Aside from that change, they’ve done little to address a glaring weakness that limited their success last season, at the expense of fortifying their prolific offense. They may still be able to re-sign edge rusher Trey Hendrickson, who led the NFL with 17.5 sacks last year and has made the Pro Bowl in each of his four seasons in Cincinnati.

But what to help him out? They signed defensive tackle T.J. Slaton from the Packers to a two-year, $14 million deal, and added linebacker Oren Burks from the Eagles to a two-year, $5 million contract. Burks had 25 tackles in Philadelphia’s four playoff games, but he’s never started more than five games in a season. Edge Sam Hubbard, a six-year starter, retired at 29, and they’ve yet to re-sign corner Mike Hilton, another free agent.

So any hope of real improvement on defense — on being able to hold good opponents under 30 points — will rely on Golden’s coaching and impact from rookies. The Bengals don’t pick until No. 17 overall in next month’s draft, so they’ll get a starter, perhaps Georgia safety Malaki Starks or Alabama linebacker Jihaad Campbell — but likely nothing transformational.

Can an NFL team win with just a prolific offense? Last year’s Bengals were one of 36 in league history to both score and give up at least 400 points. Of those 36 teams, only 10 made the playoffs, and six of those lost in the opening round. Two more lost after a single win. The best examples of success with a porous defense are the 2016 Falcons — Matt Ryan wins MVP, but Atlanta’s defense famously blows a 28-3 Super Bowl lead on Tom Brady and the Patriots — and the 2008 Cardinals, who had three 1,000-yard receivers with Kurt Warner but gave up a last-minute score to lose to the Steelers in the title game.

If you like scoring — not just offense, but both teams going up and down the field — then the 2025 Bengals should be a team for you. If Burrow stays healthy, they’ll be every bit as good on offense as they were last season, but will the defense be any better? In combined points, both scored and allowed, the Bengals had 906 last year, 15th-most all time, with the help of a 17th game.

Only two teams in NFL history have topped 1,000 combined points in a season, and they’re a warning for these Bengals. The 2000 Rams, fresh off a Super Bowl championship with the Greatest Show on Turf, set an NFL record with 1,011 combined points, but they lost in the first round to the Saints. The other team might be close to this year’s Bengals: The 2013 Broncos saw Peyton Manning throw for an NFL-record 55 touchdown passes and 5,347 passing yards, but they lost the Super Bowl 43-8 to the Seahawks.

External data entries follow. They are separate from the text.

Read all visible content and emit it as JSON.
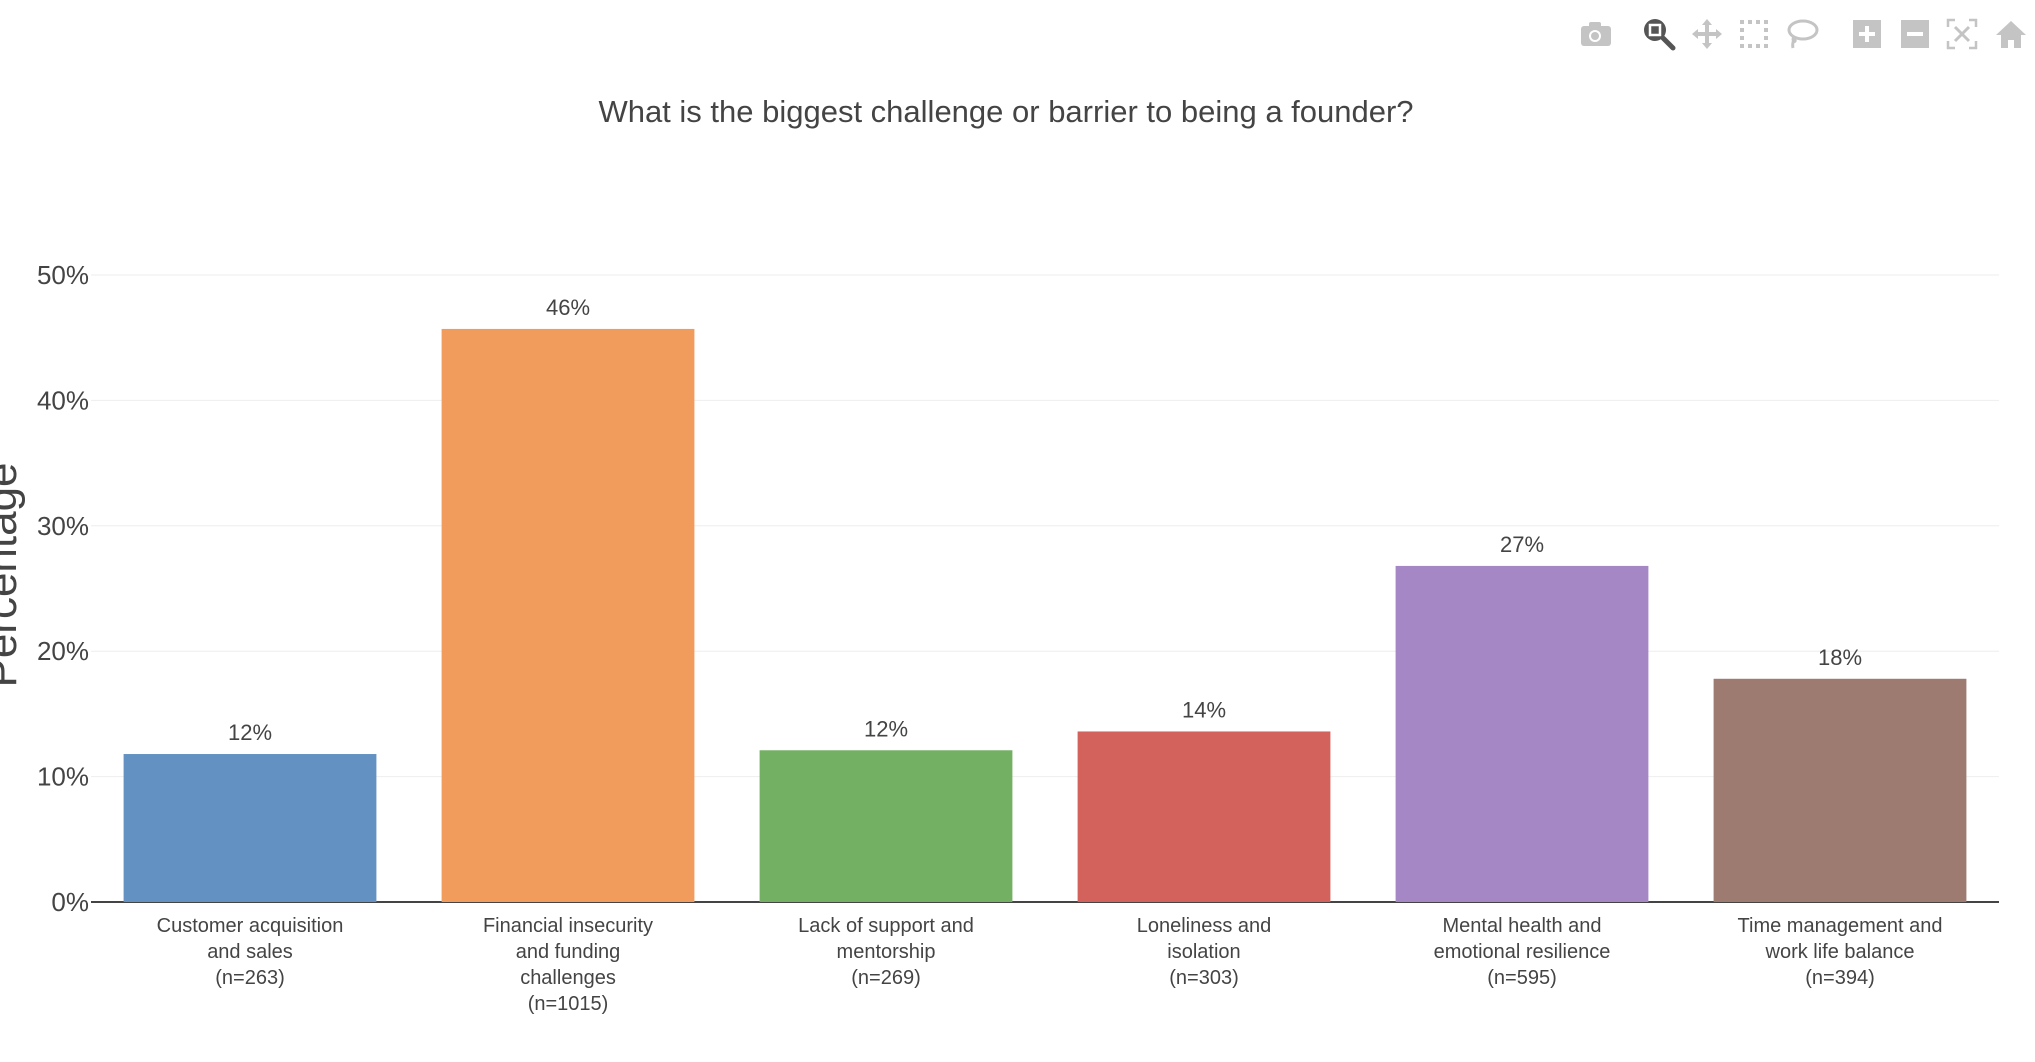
{
  "modebar": {
    "items": [
      {
        "icon": "camera-icon",
        "label": "Download plot as png"
      },
      {
        "icon": "zoom-icon",
        "label": "Zoom",
        "active": true
      },
      {
        "icon": "pan-icon",
        "label": "Pan"
      },
      {
        "icon": "box-select-icon",
        "label": "Box Select"
      },
      {
        "icon": "lasso-select-icon",
        "label": "Lasso Select"
      },
      {
        "icon": "zoom-in-icon",
        "label": "Zoom in"
      },
      {
        "icon": "zoom-out-icon",
        "label": "Zoom out"
      },
      {
        "icon": "autoscale-icon",
        "label": "Autoscale"
      },
      {
        "icon": "home-icon",
        "label": "Reset axes"
      }
    ],
    "colors": {
      "inactive": "#c4c4c4",
      "active": "#555555"
    }
  },
  "chart_data": {
    "type": "bar",
    "title": "What is the biggest challenge or barrier to being a founder?",
    "xlabel": "",
    "ylabel": "Percentage",
    "ylim": [
      0,
      50
    ],
    "yticks": [
      0,
      10,
      20,
      30,
      40,
      50
    ],
    "ytick_labels": [
      "0%",
      "10%",
      "20%",
      "30%",
      "40%",
      "50%"
    ],
    "grid": true,
    "categories": [
      [
        "Customer acquisition",
        "and sales",
        "(n=263)"
      ],
      [
        "Financial insecurity",
        "and funding",
        "challenges",
        "(n=1015)"
      ],
      [
        "Lack of support and",
        "mentorship",
        "(n=269)"
      ],
      [
        "Loneliness and",
        "isolation",
        "(n=303)"
      ],
      [
        "Mental health and",
        "emotional resilience",
        "(n=595)"
      ],
      [
        "Time management and",
        "work life balance",
        "(n=394)"
      ]
    ],
    "values": [
      11.8,
      45.7,
      12.1,
      13.6,
      26.8,
      17.8
    ],
    "data_labels": [
      "12%",
      "46%",
      "12%",
      "14%",
      "27%",
      "18%"
    ],
    "colors": [
      "#6291c2",
      "#f19c5c",
      "#74b063",
      "#d4625c",
      "#a587c6",
      "#9d7b70"
    ]
  }
}
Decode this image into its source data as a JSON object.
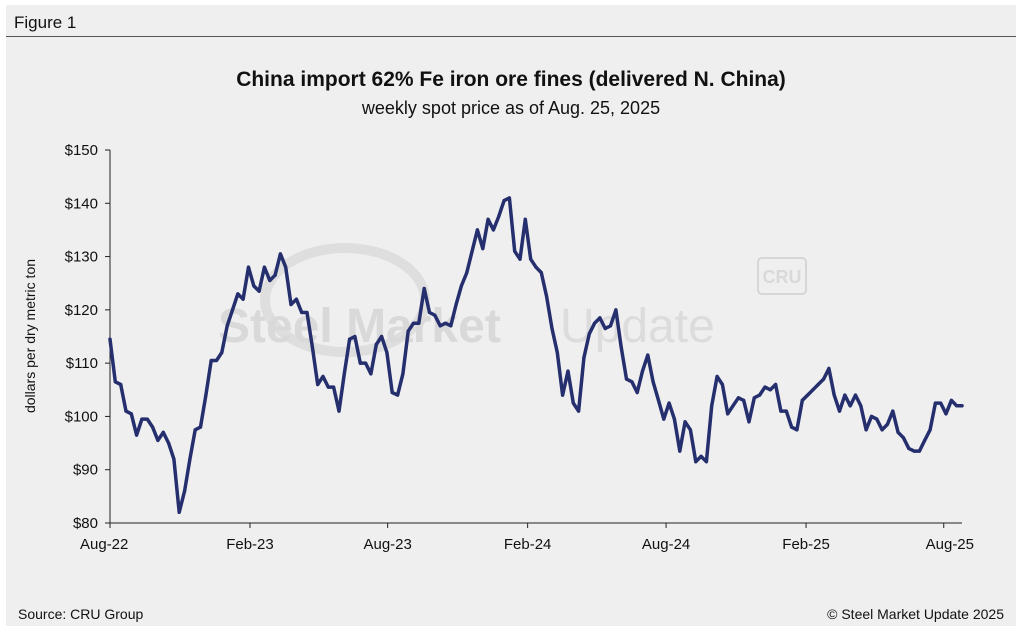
{
  "figure_label": "Figure 1",
  "source": "Source: CRU Group",
  "copyright": "© Steel Market Update 2025",
  "watermark": {
    "brand": "Steel Market",
    "brand2": "Update",
    "badge": "CRU"
  },
  "colors": {
    "line": "#252f6e",
    "background": "#efefef",
    "watermark": "#d9d9d9"
  },
  "chart_data": {
    "type": "line",
    "title": "China import 62% Fe iron ore fines (delivered N. China)",
    "subtitle": "weekly spot price as of Aug. 25, 2025",
    "ylabel": "dollars per dry metric ton",
    "xlabel": "",
    "ylim": [
      80,
      150
    ],
    "yticks": [
      80,
      90,
      100,
      110,
      120,
      130,
      140,
      150
    ],
    "ytick_labels": [
      "$80",
      "$90",
      "$100",
      "$110",
      "$120",
      "$130",
      "$140",
      "$150"
    ],
    "xlim": [
      "2022-08-01",
      "2025-08-25"
    ],
    "xticks": [
      "2022-08-01",
      "2023-02-01",
      "2023-08-01",
      "2024-02-01",
      "2024-08-01",
      "2025-02-01",
      "2025-08-01"
    ],
    "xtick_labels": [
      "Aug-22",
      "Feb-23",
      "Aug-23",
      "Feb-24",
      "Aug-24",
      "Feb-25",
      "Aug-25"
    ],
    "grid": false,
    "legend": "none",
    "series": [
      {
        "x": [
          "2022-08-01",
          "2022-08-08",
          "2022-08-15",
          "2022-08-22",
          "2022-08-29",
          "2022-09-05",
          "2022-09-12",
          "2022-09-19",
          "2022-09-26",
          "2022-10-03",
          "2022-10-10",
          "2022-10-17",
          "2022-10-24",
          "2022-10-31",
          "2022-11-07",
          "2022-11-14",
          "2022-11-21",
          "2022-11-28",
          "2022-12-05",
          "2022-12-12",
          "2022-12-19",
          "2022-12-26",
          "2023-01-02",
          "2023-01-09",
          "2023-01-16",
          "2023-01-23",
          "2023-01-30",
          "2023-02-06",
          "2023-02-13",
          "2023-02-20",
          "2023-02-27",
          "2023-03-06",
          "2023-03-13",
          "2023-03-20",
          "2023-03-27",
          "2023-04-03",
          "2023-04-10",
          "2023-04-17",
          "2023-04-24",
          "2023-05-01",
          "2023-05-08",
          "2023-05-15",
          "2023-05-22",
          "2023-05-29",
          "2023-06-05",
          "2023-06-12",
          "2023-06-19",
          "2023-06-26",
          "2023-07-03",
          "2023-07-10",
          "2023-07-17",
          "2023-07-24",
          "2023-07-31",
          "2023-08-07",
          "2023-08-14",
          "2023-08-21",
          "2023-08-28",
          "2023-09-04",
          "2023-09-11",
          "2023-09-18",
          "2023-09-25",
          "2023-10-02",
          "2023-10-09",
          "2023-10-16",
          "2023-10-23",
          "2023-10-30",
          "2023-11-06",
          "2023-11-13",
          "2023-11-20",
          "2023-11-27",
          "2023-12-04",
          "2023-12-11",
          "2023-12-18",
          "2023-12-25",
          "2024-01-01",
          "2024-01-08",
          "2024-01-15",
          "2024-01-22",
          "2024-01-29",
          "2024-02-05",
          "2024-02-12",
          "2024-02-19",
          "2024-02-26",
          "2024-03-04",
          "2024-03-11",
          "2024-03-18",
          "2024-03-25",
          "2024-04-01",
          "2024-04-08",
          "2024-04-15",
          "2024-04-22",
          "2024-04-29",
          "2024-05-06",
          "2024-05-13",
          "2024-05-20",
          "2024-05-27",
          "2024-06-03",
          "2024-06-10",
          "2024-06-17",
          "2024-06-24",
          "2024-07-01",
          "2024-07-08",
          "2024-07-15",
          "2024-07-22",
          "2024-07-29",
          "2024-08-05",
          "2024-08-12",
          "2024-08-19",
          "2024-08-26",
          "2024-09-02",
          "2024-09-09",
          "2024-09-16",
          "2024-09-23",
          "2024-09-30",
          "2024-10-07",
          "2024-10-14",
          "2024-10-21",
          "2024-10-28",
          "2024-11-04",
          "2024-11-11",
          "2024-11-18",
          "2024-11-25",
          "2024-12-02",
          "2024-12-09",
          "2024-12-16",
          "2024-12-23",
          "2024-12-30",
          "2025-01-06",
          "2025-01-13",
          "2025-01-20",
          "2025-01-27",
          "2025-02-03",
          "2025-02-10",
          "2025-02-17",
          "2025-02-24",
          "2025-03-03",
          "2025-03-10",
          "2025-03-17",
          "2025-03-24",
          "2025-03-31",
          "2025-04-07",
          "2025-04-14",
          "2025-04-21",
          "2025-04-28",
          "2025-05-05",
          "2025-05-12",
          "2025-05-19",
          "2025-05-26",
          "2025-06-02",
          "2025-06-09",
          "2025-06-16",
          "2025-06-23",
          "2025-06-30",
          "2025-07-07",
          "2025-07-14",
          "2025-07-21",
          "2025-07-28",
          "2025-08-04",
          "2025-08-11",
          "2025-08-18",
          "2025-08-25"
        ],
        "values": [
          114.5,
          106.5,
          106.0,
          101.0,
          100.5,
          96.5,
          99.5,
          99.5,
          98.0,
          95.5,
          97.0,
          95.0,
          92.0,
          82.0,
          86.0,
          92.0,
          97.5,
          98.0,
          104.0,
          110.5,
          110.5,
          112.0,
          117.0,
          120.0,
          123.0,
          122.0,
          128.0,
          124.5,
          123.5,
          128.0,
          125.5,
          126.5,
          130.5,
          128.0,
          121.0,
          122.0,
          119.5,
          119.5,
          113.0,
          106.0,
          107.5,
          105.5,
          105.5,
          101.0,
          108.0,
          114.5,
          115.0,
          110.0,
          110.0,
          108.0,
          113.5,
          115.0,
          112.0,
          104.5,
          104.0,
          108.0,
          116.0,
          117.5,
          117.5,
          124.0,
          119.5,
          119.0,
          117.0,
          117.5,
          117.0,
          121.0,
          124.5,
          127.0,
          131.0,
          135.0,
          131.5,
          137.0,
          135.0,
          137.5,
          140.5,
          141.0,
          131.0,
          129.5,
          137.0,
          129.5,
          128.0,
          127.0,
          122.5,
          116.5,
          112.0,
          104.0,
          108.5,
          102.5,
          101.0,
          111.0,
          115.5,
          117.5,
          118.5,
          116.5,
          117.0,
          120.0,
          113.0,
          107.0,
          106.5,
          104.5,
          108.5,
          111.5,
          106.5,
          103.0,
          99.5,
          102.5,
          99.5,
          93.5,
          99.0,
          97.5,
          91.5,
          92.5,
          91.5,
          102.0,
          107.5,
          106.0,
          100.5,
          102.0,
          103.5,
          103.0,
          99.0,
          103.5,
          104.0,
          105.5,
          105.0,
          106.0,
          101.0,
          101.0,
          98.0,
          97.5,
          103.0,
          104.0,
          105.0,
          106.0,
          107.0,
          109.0,
          104.0,
          101.0,
          104.0,
          102.0,
          104.0,
          102.0,
          97.5,
          100.0,
          99.5,
          97.5,
          98.5,
          101.0,
          97.0,
          96.0,
          94.0,
          93.5,
          93.5,
          95.5,
          97.5,
          102.5,
          102.5,
          100.5,
          103.0,
          102.0,
          102.0
        ]
      }
    ]
  }
}
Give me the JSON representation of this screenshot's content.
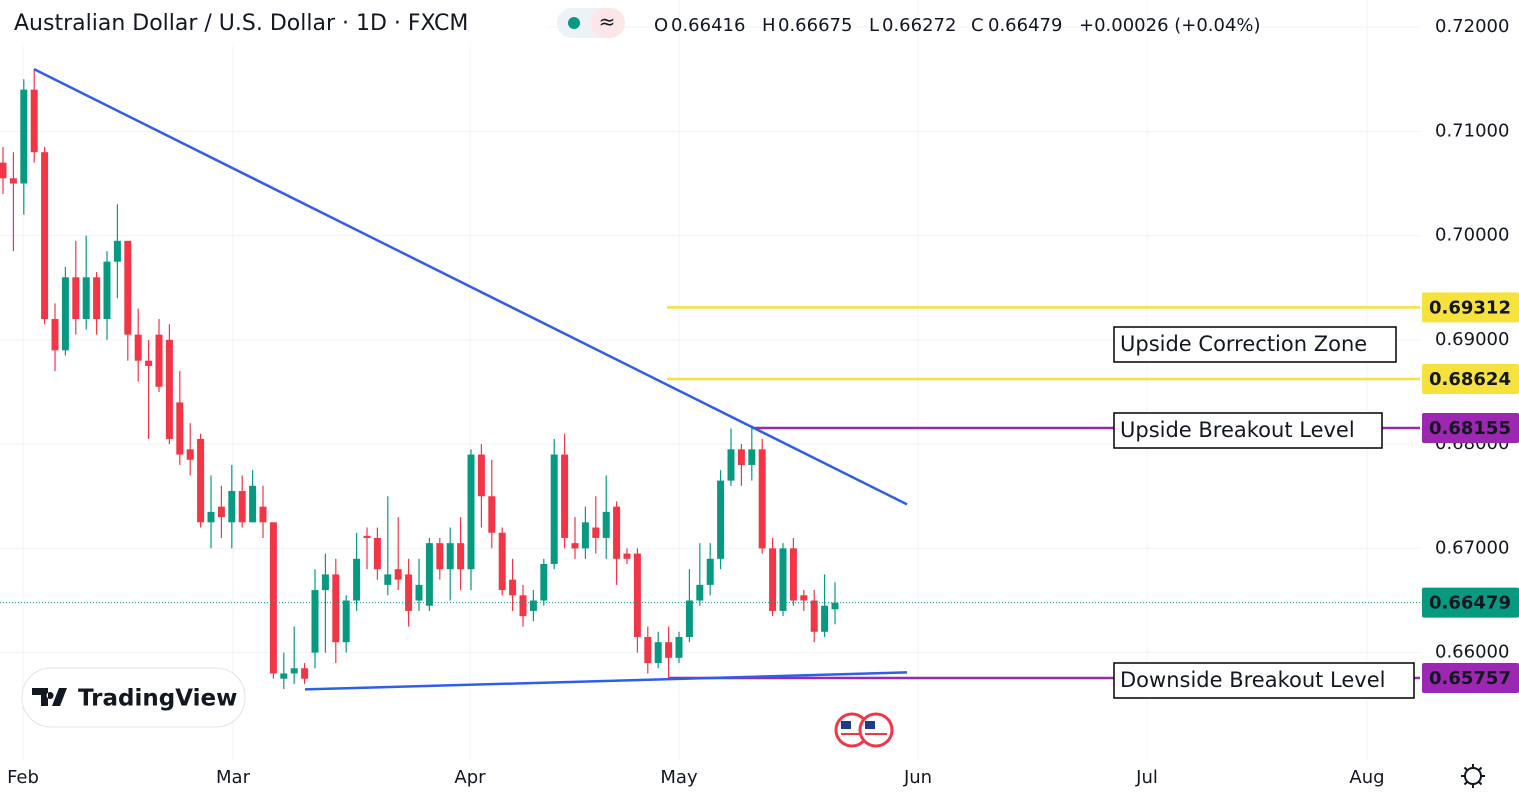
{
  "chart_data": {
    "type": "candlestick",
    "title": "Australian Dollar / U.S. Dollar · 1D · FXCM",
    "header_values": [
      {
        "key": "O",
        "text": "0.66416"
      },
      {
        "key": "H",
        "text": "0.66675"
      },
      {
        "key": "L",
        "text": "0.66272"
      },
      {
        "key": "C",
        "text": "0.66479"
      }
    ],
    "change": "+0.00026 (+0.04%)",
    "up_color": "#089981",
    "down_color": "#f23645",
    "open": [
      0.707,
      0.7055,
      0.705,
      0.714,
      0.708,
      0.692,
      0.689,
      0.696,
      0.692,
      0.696,
      0.692,
      0.6975,
      0.6995,
      0.6905,
      0.688,
      0.6905,
      0.69,
      0.684,
      0.6795,
      0.6805,
      0.6725,
      0.674,
      0.6725,
      0.6755,
      0.6725,
      0.674,
      0.6725,
      0.6575,
      0.658,
      0.6585,
      0.66,
      0.666,
      0.6675,
      0.661,
      0.665,
      0.6712,
      0.671,
      0.6665,
      0.668,
      0.6675,
      0.665,
      0.6645,
      0.6705,
      0.668,
      0.6705,
      0.668,
      0.679,
      0.675,
      0.6715,
      0.667,
      0.6655,
      0.664,
      0.665,
      0.6685,
      0.679,
      0.6705,
      0.67,
      0.672,
      0.671,
      0.674,
      0.6695,
      0.6695,
      0.6615,
      0.659,
      0.661,
      0.6595,
      0.6615,
      0.665,
      0.6665,
      0.669,
      0.6765,
      0.6795,
      0.678,
      0.6795,
      0.67,
      0.664,
      0.67,
      0.6655,
      0.665,
      0.662,
      0.66416
    ],
    "high": [
      0.7085,
      0.708,
      0.715,
      0.716,
      0.7085,
      0.6935,
      0.697,
      0.6995,
      0.7,
      0.6965,
      0.6985,
      0.703,
      0.6995,
      0.693,
      0.69,
      0.692,
      0.6915,
      0.687,
      0.682,
      0.681,
      0.677,
      0.676,
      0.678,
      0.677,
      0.6775,
      0.676,
      0.6725,
      0.66,
      0.6625,
      0.659,
      0.668,
      0.6695,
      0.669,
      0.6655,
      0.6715,
      0.672,
      0.672,
      0.675,
      0.673,
      0.669,
      0.669,
      0.671,
      0.671,
      0.672,
      0.673,
      0.6795,
      0.68,
      0.6785,
      0.672,
      0.669,
      0.6665,
      0.666,
      0.669,
      0.6805,
      0.681,
      0.673,
      0.674,
      0.675,
      0.677,
      0.6745,
      0.67,
      0.67,
      0.6625,
      0.662,
      0.6625,
      0.662,
      0.668,
      0.6705,
      0.6705,
      0.6775,
      0.6815,
      0.68,
      0.6818,
      0.6805,
      0.671,
      0.6705,
      0.671,
      0.666,
      0.666,
      0.6675,
      0.66675
    ],
    "low": [
      0.704,
      0.6985,
      0.702,
      0.707,
      0.6915,
      0.687,
      0.6885,
      0.6905,
      0.691,
      0.6905,
      0.69,
      0.694,
      0.688,
      0.686,
      0.6805,
      0.685,
      0.68,
      0.678,
      0.677,
      0.672,
      0.67,
      0.671,
      0.67,
      0.672,
      0.6725,
      0.671,
      0.6575,
      0.6565,
      0.657,
      0.657,
      0.6585,
      0.66,
      0.659,
      0.66,
      0.664,
      0.668,
      0.667,
      0.6655,
      0.666,
      0.6625,
      0.664,
      0.664,
      0.667,
      0.665,
      0.666,
      0.666,
      0.672,
      0.67,
      0.6655,
      0.664,
      0.6625,
      0.663,
      0.6645,
      0.668,
      0.67,
      0.669,
      0.669,
      0.6695,
      0.669,
      0.6665,
      0.6685,
      0.66,
      0.658,
      0.6585,
      0.6575,
      0.659,
      0.661,
      0.6645,
      0.6655,
      0.668,
      0.676,
      0.676,
      0.6765,
      0.6695,
      0.6635,
      0.6635,
      0.6645,
      0.664,
      0.661,
      0.6615,
      0.66272
    ],
    "close": [
      0.7055,
      0.705,
      0.714,
      0.708,
      0.692,
      0.689,
      0.696,
      0.692,
      0.696,
      0.692,
      0.6975,
      0.6995,
      0.6905,
      0.688,
      0.6875,
      0.6855,
      0.6805,
      0.679,
      0.6785,
      0.6725,
      0.6735,
      0.673,
      0.6755,
      0.6725,
      0.676,
      0.6725,
      0.658,
      0.658,
      0.6585,
      0.6575,
      0.666,
      0.6675,
      0.661,
      0.665,
      0.669,
      0.671,
      0.668,
      0.6675,
      0.667,
      0.664,
      0.6665,
      0.6705,
      0.668,
      0.6705,
      0.668,
      0.679,
      0.675,
      0.6715,
      0.666,
      0.6655,
      0.6635,
      0.665,
      0.6685,
      0.679,
      0.671,
      0.67,
      0.6725,
      0.671,
      0.6735,
      0.669,
      0.669,
      0.6615,
      0.659,
      0.661,
      0.6595,
      0.6615,
      0.665,
      0.6665,
      0.669,
      0.6765,
      0.6795,
      0.678,
      0.6795,
      0.67,
      0.664,
      0.67,
      0.665,
      0.665,
      0.662,
      0.6645,
      0.66479
    ],
    "ylim": [
      0.6497,
      0.7226
    ],
    "yticks": [
      {
        "value": 0.72,
        "label": "0.72000"
      },
      {
        "value": 0.71,
        "label": "0.71000"
      },
      {
        "value": 0.7,
        "label": "0.70000"
      },
      {
        "value": 0.69,
        "label": "0.69000"
      },
      {
        "value": 0.68,
        "label": "0.68000"
      },
      {
        "value": 0.67,
        "label": "0.67000"
      },
      {
        "value": 0.66,
        "label": "0.66000"
      }
    ],
    "xticks": [
      "Feb",
      "Mar",
      "Apr",
      "May",
      "Jun",
      "Jul",
      "Aug"
    ],
    "grid": true,
    "trendlines": [
      {
        "color": "#2f5fe8",
        "values": [
          0.71597,
          0.67422
        ]
      },
      {
        "color": "#2f5fe8",
        "values": [
          0.65647,
          0.6581
        ]
      }
    ],
    "levels": [
      {
        "value": 0.69312,
        "color": "#f7e13d"
      },
      {
        "value": 0.68624,
        "color": "#f7e13d"
      },
      {
        "value": 0.68155,
        "color": "#9c27b0"
      },
      {
        "value": 0.65757,
        "color": "#9c27b0"
      }
    ],
    "annotations": [
      "Upside Correction Zone",
      "Upside Breakout Level",
      "Downside Breakout Level"
    ],
    "brand": "TradingView"
  }
}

Of course, a Super Bowl appearance, even a loss, would validate Cincinnati’s offensive spending spree. It would be a successful near-miss of a season and a reminder of 2021, when the Bengals lost the Super Bowl to the Rams in the first season together for Burrow, Chase and Higgins.

The schedule ahead for Cincinnati does its defense no favors. The Bengals have four games against last season’s top three scoring offenses, hosting the Lions, facing the Bills on the road and getting two games against the Ravens. They’re on the road against three more top-10 offenses in the Packers, Vikings and Broncos, and will play host to two young quarterbacks likely to make solid improvements in the Bears’ Caleb Williams and the Patriots’ Drake Maye.

So it’s huge for the Bengals to have locked up Burrow, Chase and Higgins through 2028, but they do so at the neglect of their defense, which might mean another long year of 38-35 losses that are great for fantasy football owners, but bad in the standings.